Preferências Nacionais
Clássicos brasileiros Machado de Assis está entre os escritores preferidos de César Aira, que considera a literatura brasileira a mais completa da América Latina já que possui grandes romancistas, dramaturgos e poetas. Guimarães Rosa é considerado também um gigante, "desses que com seu peso podem esmagar a literatura", nas palavras do escritor.
Contemporâneos César Aira não lê muito seus contemporâneos, mas destaca três autores brasileiros que o conquistaram: Sérgio SantAnna (Aira assina a tradução ao espanhol de Um Crime Delicado), João Gilberto Noll e Nelson Rodrigues, "uma descoberta tardia".
O compositor John Cage dizia haver um critério bastante simples para determinar suas preferências de leitura: gostava daquilo que não entendia. Caso entendesse, abandonava o livro, desiludido. A história é lembrada pelo escritor argentino César Aira, em entrevista concedida ao Caderno G. Esse estranhamento com a literatura pode fornecer chaves para a compreensão da obra de Aira, uma escrita labiríntica que se apropria de elementos como o nonsense e a distorção da realidade. O escritor esteve na última quarta-feira em Curitiba, para o lançamento da coletânea de crônicas e artigos Pequeno Manual de Procedimentos, lançado pela Arte & Letra. Confira alguns trechos da entrevista:
Caderno G Em um dos artigos de Pequeno Manual você afirma que, assim como são raros os grandes escritores, os grandes leitores também o são. Quais seriam as características dos bons leitores?
César Aira Borges dizia que os leitores se tornaram cada vez mais raros porque todos querem escrever. A leitura se tornou utilitária, as pessoas lêem para aprender como se escreve. Talvez o melhor leitor de todos seja a criança, que lê somente para se deixar levar pelo sonho.

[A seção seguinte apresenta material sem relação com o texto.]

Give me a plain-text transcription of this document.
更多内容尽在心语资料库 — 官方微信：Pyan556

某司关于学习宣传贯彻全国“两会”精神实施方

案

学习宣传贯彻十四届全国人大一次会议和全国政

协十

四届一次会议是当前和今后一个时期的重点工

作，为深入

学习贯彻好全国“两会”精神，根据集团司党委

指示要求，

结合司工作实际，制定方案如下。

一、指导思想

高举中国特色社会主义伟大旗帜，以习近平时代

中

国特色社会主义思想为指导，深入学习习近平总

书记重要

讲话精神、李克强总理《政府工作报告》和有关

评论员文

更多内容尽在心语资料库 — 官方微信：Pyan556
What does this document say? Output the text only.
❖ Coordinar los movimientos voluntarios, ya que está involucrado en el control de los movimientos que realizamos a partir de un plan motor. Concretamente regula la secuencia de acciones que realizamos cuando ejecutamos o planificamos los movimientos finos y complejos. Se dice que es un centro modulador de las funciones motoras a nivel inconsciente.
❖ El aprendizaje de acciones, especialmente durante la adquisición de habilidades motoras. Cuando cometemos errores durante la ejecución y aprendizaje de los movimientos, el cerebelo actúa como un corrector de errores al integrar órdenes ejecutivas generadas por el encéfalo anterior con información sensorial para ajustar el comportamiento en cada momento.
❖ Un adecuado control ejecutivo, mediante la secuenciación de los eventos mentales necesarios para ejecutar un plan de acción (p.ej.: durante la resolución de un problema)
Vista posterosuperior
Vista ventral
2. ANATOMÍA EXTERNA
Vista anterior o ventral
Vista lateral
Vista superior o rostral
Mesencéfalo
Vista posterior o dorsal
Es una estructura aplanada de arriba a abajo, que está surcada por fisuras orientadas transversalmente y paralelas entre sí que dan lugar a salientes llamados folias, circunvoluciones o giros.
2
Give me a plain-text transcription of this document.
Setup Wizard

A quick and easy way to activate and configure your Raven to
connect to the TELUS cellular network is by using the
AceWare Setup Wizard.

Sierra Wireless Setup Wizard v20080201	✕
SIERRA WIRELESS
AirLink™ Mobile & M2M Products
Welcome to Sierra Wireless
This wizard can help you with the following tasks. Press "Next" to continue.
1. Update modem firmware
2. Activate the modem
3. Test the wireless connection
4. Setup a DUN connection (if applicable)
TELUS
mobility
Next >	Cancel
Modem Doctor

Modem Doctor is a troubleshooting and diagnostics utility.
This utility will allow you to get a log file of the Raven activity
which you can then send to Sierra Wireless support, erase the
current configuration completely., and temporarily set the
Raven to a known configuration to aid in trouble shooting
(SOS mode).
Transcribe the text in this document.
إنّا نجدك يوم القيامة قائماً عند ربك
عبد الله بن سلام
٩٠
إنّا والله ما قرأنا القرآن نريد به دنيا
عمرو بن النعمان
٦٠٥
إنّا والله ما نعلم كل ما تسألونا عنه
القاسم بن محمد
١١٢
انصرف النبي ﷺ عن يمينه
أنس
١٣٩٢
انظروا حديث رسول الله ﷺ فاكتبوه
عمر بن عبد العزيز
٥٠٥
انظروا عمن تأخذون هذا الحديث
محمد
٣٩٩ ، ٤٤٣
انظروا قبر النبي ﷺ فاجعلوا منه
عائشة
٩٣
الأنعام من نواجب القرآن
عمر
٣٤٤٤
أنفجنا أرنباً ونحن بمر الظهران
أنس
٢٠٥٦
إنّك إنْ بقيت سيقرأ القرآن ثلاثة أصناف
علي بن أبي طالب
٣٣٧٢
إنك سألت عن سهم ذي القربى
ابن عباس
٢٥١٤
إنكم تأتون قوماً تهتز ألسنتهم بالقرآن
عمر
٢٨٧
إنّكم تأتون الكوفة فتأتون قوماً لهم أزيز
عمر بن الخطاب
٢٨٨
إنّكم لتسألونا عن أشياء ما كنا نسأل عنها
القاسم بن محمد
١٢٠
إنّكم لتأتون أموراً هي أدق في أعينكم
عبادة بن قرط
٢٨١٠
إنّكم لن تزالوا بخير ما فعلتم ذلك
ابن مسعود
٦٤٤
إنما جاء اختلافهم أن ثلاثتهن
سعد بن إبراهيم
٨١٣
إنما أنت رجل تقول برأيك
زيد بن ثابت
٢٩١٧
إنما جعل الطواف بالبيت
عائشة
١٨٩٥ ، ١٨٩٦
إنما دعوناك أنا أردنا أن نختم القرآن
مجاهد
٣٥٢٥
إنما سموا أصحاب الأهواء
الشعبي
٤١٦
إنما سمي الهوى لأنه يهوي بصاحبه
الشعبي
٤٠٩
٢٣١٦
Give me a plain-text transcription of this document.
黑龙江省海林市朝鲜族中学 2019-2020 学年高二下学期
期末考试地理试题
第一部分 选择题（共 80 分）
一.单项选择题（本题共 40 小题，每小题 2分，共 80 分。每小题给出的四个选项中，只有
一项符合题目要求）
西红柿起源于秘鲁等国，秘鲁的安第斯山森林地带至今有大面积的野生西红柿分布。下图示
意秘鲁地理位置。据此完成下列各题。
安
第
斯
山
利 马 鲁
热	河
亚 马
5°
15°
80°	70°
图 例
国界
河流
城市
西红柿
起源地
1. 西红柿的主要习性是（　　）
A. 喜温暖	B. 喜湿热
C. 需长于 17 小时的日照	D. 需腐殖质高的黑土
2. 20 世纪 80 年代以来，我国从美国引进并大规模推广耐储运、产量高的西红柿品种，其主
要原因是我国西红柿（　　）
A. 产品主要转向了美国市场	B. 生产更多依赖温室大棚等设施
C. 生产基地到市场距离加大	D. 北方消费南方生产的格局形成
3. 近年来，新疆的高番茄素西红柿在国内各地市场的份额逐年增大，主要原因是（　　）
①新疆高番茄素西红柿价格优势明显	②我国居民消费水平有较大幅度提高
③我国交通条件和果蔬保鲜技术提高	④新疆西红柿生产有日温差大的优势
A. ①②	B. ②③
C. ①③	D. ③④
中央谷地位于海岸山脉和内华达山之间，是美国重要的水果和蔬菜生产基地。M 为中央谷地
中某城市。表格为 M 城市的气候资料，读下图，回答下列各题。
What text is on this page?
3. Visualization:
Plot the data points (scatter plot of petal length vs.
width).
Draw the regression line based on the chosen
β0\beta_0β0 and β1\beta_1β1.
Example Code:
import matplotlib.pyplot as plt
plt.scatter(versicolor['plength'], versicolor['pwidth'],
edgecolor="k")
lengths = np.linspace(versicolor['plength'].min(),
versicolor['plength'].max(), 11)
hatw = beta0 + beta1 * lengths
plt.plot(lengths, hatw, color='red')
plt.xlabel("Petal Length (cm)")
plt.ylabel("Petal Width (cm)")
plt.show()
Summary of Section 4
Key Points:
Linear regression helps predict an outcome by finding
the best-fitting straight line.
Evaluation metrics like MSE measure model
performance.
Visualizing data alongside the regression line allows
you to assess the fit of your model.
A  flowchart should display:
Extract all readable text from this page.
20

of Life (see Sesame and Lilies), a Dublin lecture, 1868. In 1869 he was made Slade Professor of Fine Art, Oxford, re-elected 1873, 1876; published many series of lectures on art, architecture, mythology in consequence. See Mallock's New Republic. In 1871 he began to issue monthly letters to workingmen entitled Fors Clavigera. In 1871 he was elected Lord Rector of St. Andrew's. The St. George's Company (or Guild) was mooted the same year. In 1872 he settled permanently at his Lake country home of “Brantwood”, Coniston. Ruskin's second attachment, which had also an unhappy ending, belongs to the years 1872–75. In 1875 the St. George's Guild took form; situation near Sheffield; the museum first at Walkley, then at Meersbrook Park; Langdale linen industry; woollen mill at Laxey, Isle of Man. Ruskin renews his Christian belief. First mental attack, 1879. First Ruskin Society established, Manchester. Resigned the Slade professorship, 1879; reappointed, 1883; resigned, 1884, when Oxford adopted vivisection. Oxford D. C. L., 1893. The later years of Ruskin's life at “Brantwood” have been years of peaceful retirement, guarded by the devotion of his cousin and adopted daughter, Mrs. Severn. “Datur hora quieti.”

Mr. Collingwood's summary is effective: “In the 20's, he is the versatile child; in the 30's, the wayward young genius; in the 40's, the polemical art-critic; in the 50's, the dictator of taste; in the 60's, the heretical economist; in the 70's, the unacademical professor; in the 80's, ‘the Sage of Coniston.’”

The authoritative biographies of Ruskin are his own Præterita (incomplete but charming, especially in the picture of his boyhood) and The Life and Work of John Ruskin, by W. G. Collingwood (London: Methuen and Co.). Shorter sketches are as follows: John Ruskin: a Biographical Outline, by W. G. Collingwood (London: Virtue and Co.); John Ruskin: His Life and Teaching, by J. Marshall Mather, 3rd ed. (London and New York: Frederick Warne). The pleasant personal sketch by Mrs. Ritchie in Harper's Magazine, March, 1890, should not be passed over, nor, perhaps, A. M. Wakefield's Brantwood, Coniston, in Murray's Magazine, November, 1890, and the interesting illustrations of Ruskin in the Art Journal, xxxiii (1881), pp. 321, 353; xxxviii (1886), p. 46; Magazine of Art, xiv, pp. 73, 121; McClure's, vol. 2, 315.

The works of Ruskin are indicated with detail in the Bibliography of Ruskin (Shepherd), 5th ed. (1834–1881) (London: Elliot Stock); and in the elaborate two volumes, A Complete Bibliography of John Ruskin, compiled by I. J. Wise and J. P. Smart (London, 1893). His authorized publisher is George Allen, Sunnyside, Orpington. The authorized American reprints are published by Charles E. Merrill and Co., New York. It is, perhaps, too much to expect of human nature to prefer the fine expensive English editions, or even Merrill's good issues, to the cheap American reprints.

Costumo recomendar a leitores jovens que não leiam somente por curiosidade. Para mim, o melhor é ler, por exemplo, O Castelo, de Kafka, e depois todos os outros romances de Kafka, os contos, os diários, as cartas, uma biografia... tudo de Kafka. Sempre achei os autores e todos os mitos que os rodeiam mais interessantes do que seus livros.
Quando o leitor se torna escritor?
É gradativo. Assim como as crianças que brincam com carrinhos querem ter um carro de verdade, eu lia livros de aventura e queria escrever, também. Sou escritor porque sou leitor. Nunca tive uma experiência de vida para transmitir. A minha vida foi de leitor, de intelectual, uma vida fechada de pequeno burguês. Sou leitor de um livro por dia, leio muito. É praticamente a única coisa que faço. Meu favorito, entre meus favoritos, é Proust. Só que já não posso reler Proust, porque tenho o problema de ter uma ótima memória. Chega um momento em que você já sabe tudo (risos).
A literatura é um espaço de resistência em um mundo que se tornou demasiado complexo?
Sem dúvida, a literatura e a arte em geral são uma forma de sair do jogo mortífero e fazer uma coisa que é, ao mesmo tempo, egoísta, já que a pessoa se isola e trabalha sozinho; e não-egoísta, porque deixa um rastro, que é a obra.
Em uma das crônicas você aponta o "procedimento" como fundamental na arte de vanguarda, especialmente a partir de Duchamp. Quais os seus procedimentos?
Não tenho um procedimento fixo, faço apostas. Meus romances são apostas para ver se é possível fazer aquilo de uma maneira que nunca foi feita antes. Todos meus romances são experimentos, como se fosse química misturar um ácido e um básico e ver o que acontece. Por isso, meus livros são breves, assim como os experimentos.
A primeira crônica do Pequeno Manual de Procedimentos se constrói com a idéia da literatura como abandono. Ao que o senhor teve que renunciar para se tornar escritor?
Todos os escritores pensamos que estamos renunciando à vida, que temos que eleger entre viver ou escrever. Daí surge a nostalgia de uma vida de aventuras, de uma vida de verdade. Mas, eu já me reconciliei comigo mesmo e com a minha vida.
Para finalizar, repito três perguntas com as quais o senhor encerra um de seus ensaios: "Por que escrever, como escrever e o que escrever?"
Essas três perguntas abrangem tudo. Poderia passar horas falando somente sobre isso. Quem escreve escreve por uma fatalidade, porque estamos destinados a isso. O "como" se aprende. Quem escreve está sempre um pouco louco quem está são, não escreve. Mas o "como" exige que a pessoa esteja sã. Por isso. são tão raros os bons escritores: eles têm que estar loucos e sãos ao mesmo.
César Aira, escritor.
Serviço: Pequeno Manual de Procedimentos, de César Aira (tradução de Eduard Marquardt e organização de Marco Chaga. Arte & Letra, 188 págs., R$ 35).